Top keywords by frequency
Top keywords by frequency for 3,892 Shoreline College "Request for Information" fields
Top bigrams by frequency
Top bigrams by frequency for 3,892 Shoreline College "Request for Information" fields
Top trigrams by frequency
Top trigrams by frequency for 3,892 Shoreline College "Request for Information" fields

These scripts will also send a .csv of terms and frequency data for each of these views to your desktop for direct access to the compiled results. If you find that some terms are generic to your dataset—in this example “would,” “like,” “need,” and “know” are not really conveying unique meaning—you can add those to your stop words list and run the analysis again.

5. Extract a list of top TF-IDF terms

TF-IDF, short for “Term Frequency–Inverse Document Frequency,” is a numerical statistic that is intended to reflect how important a word is to a document in a collection. A term’s TF-IDF value increases proportionally to the number of times a word appears in a document and is then offset by the number of documents in the corpus that contain the word. This helps to adjust for the fact that some words appear more frequently in general. The end result is that we end up with a list of words ranked by how important they are to the corpus as a whole:

TF-IDF terms for Shoreline College
Top TF-IDF term for 3,892 Shoreline College "Request for Information" fields

That said, I’m not going to claim I’ve yet gotten my head fully around what’s going on in the TF-IDF vectorization process. For a deeper analysis of extracting keywords via TF-IDF, check out Kavita Ganesan’s TF-IDF tutorial.

Next Steps

If you’ve dipped your toes into NLP or machine learning before, you now that these waters get deep very quickly. The goal of this article is to provide a “shallow end” that those of us new to NLP can use to get our grounding, and yet still accomplish something useful. It is written from the point of view of a beginner (me!) sharing his foothold on NLP with other beginners (you!)—and hopefully providing you with a valuable entry-level toolset you can bring to your next 8,000 row spreadsheet.

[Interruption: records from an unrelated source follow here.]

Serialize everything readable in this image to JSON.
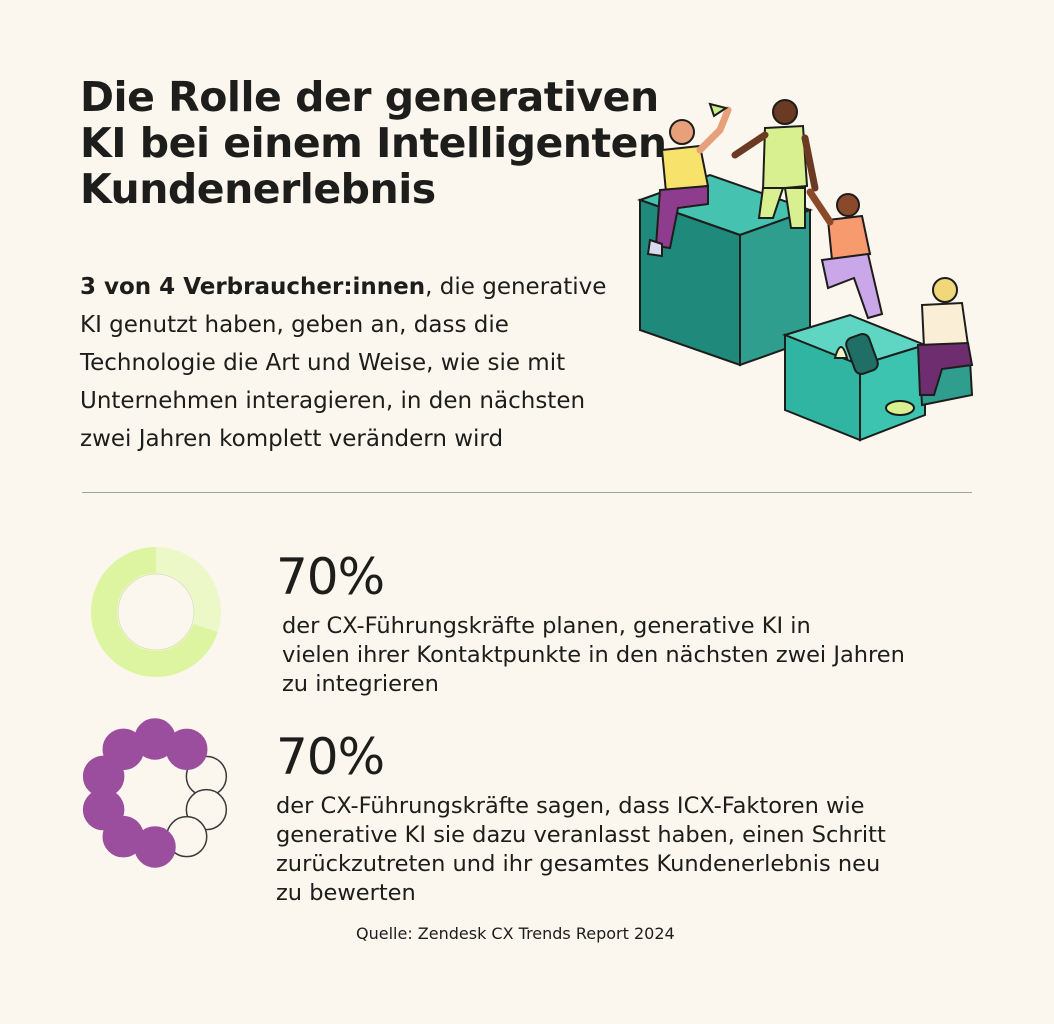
{
  "title_lines": [
    "Die Rolle der generativen",
    "KI bei einem Intelligenten",
    "Kundenerlebnis"
  ],
  "intro": {
    "bold": "3 von 4 Verbraucher:innen",
    "line1_rest": ", die generative",
    "lines": [
      "KI genutzt haben, geben an, dass die",
      "Technologie die Art und Weise, wie sie mit",
      "Unternehmen interagieren, in den nächsten",
      "zwei Jahren komplett verändern wird"
    ]
  },
  "stats": [
    {
      "value": "70%",
      "text_lines": [
        "der CX-Führungskräfte planen, generative KI in",
        "vielen ihrer Kontaktpunkte in den nächsten zwei Jahren",
        "zu integrieren"
      ],
      "fraction": 0.7,
      "color": "#ddf5a0"
    },
    {
      "value": "70%",
      "text_lines": [
        "der CX-Führungskräfte sagen, dass ICX-Faktoren wie",
        "generative KI sie dazu veranlasst haben, einen Schritt",
        "zurückzutreten und ihr gesamtes Kundenerlebnis neu",
        "zu bewerten"
      ],
      "fraction": 0.7,
      "color": "#9b4e9e"
    }
  ],
  "source": "Quelle: Zendesk CX Trends Report 2024",
  "colors": {
    "background": "#fbf6ee",
    "teal": "#2f9e8f",
    "teal_dark": "#1f6f66",
    "lime": "#d8f08f",
    "purple": "#9b4e9e",
    "text": "#1d1d1b"
  },
  "illustration": "people-climbing-blocks-illustration"
}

The output of this process is intended to give you a set of data points you can use to better understand the user feedback contained in large, unstructured data sets. It should also help you more easily focus future analysis and research activities. Once you’ve gotten the hang of the basic flow above, start tweaking variables and parameters. When you’re comfortable with the range of what you can do here, you’re ready to explore the many other ways to use these libraries and tools. Please do share what you learn!